But not Sam Snort. Sam, level-headed bloke that he is, has always believed that in the event of a major nuclear catastrophe close to our shores, Ireland is basically fucked, doomed, done and dusted, buggered, wrecked, banjaxed, finished, kaput and, all things considered, unlikely to host another Eurovision Song Contest in the foreseeable future.
Once you accept that this is so, you will be pleasantly surprised to find that concerns about tablets, factsheets and "radiation outdoors" disappear into thin air, pretty much like most of the population will when the big is finally put into bang. This thought, I feel, should induce a feeling of something close to serenity. Or, as my old mate Stipey once crooned: "It’s the end of the world as we know it and I feel fine".

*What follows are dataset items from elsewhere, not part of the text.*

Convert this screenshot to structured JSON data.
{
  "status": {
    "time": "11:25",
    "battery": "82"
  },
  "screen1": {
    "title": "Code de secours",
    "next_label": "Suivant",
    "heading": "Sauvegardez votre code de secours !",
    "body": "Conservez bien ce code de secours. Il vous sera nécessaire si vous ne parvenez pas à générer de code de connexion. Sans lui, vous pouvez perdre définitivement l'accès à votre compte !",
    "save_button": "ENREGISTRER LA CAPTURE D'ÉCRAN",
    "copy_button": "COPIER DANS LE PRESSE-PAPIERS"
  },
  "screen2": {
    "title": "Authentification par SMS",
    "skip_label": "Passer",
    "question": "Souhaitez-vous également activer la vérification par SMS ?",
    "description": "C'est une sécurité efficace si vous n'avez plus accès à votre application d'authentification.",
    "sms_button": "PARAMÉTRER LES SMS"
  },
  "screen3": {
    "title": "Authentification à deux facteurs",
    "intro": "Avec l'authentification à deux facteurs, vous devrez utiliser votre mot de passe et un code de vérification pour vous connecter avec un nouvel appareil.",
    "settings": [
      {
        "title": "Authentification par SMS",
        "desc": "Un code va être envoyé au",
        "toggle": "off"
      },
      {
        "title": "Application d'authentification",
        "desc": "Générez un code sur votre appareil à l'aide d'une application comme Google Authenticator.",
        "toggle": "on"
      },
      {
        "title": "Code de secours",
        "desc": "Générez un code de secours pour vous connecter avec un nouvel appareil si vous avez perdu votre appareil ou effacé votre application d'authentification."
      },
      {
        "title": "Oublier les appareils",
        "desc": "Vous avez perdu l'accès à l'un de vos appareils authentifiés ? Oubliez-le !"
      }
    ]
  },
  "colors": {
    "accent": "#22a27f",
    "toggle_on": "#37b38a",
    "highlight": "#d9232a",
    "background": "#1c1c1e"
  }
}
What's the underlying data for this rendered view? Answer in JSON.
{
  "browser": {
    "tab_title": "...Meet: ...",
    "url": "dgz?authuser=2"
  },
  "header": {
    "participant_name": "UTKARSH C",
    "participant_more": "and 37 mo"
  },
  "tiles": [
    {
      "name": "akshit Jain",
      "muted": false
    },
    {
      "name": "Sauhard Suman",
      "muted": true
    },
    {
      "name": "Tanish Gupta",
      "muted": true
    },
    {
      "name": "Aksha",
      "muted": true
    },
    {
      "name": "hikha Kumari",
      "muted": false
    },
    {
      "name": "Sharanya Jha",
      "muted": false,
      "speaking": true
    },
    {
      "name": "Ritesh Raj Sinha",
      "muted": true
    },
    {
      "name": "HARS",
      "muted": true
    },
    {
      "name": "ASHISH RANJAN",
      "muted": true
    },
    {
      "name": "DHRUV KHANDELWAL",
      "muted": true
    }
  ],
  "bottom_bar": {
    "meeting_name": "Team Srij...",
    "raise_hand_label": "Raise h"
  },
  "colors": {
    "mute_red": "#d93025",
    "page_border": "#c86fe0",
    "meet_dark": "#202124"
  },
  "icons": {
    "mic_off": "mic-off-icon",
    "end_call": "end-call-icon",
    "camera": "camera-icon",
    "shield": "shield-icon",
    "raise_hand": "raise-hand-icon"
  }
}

Which is also great news since that’s one less person Sam needs to keep in his massive nuclear shelter deep in the bowels of Snort Towers. And anyway, Stipey is such a whinger that we’d only have had to fuck him out after a few weeks anyway.
Lest there be any confusion about this: just because Ireland is done for in the event of a nuclear catastrophe, there’s no good reason at all why Samuel J. Snort Esq should have to go down with the rest of you poor saps. After all, when the nuclear winter has finally given way to the first tentative spring of the new world, it will be vital that a man with balls of iron and a mighty porksword is on hand to make sure that things get off to the best possible start next time ‘round.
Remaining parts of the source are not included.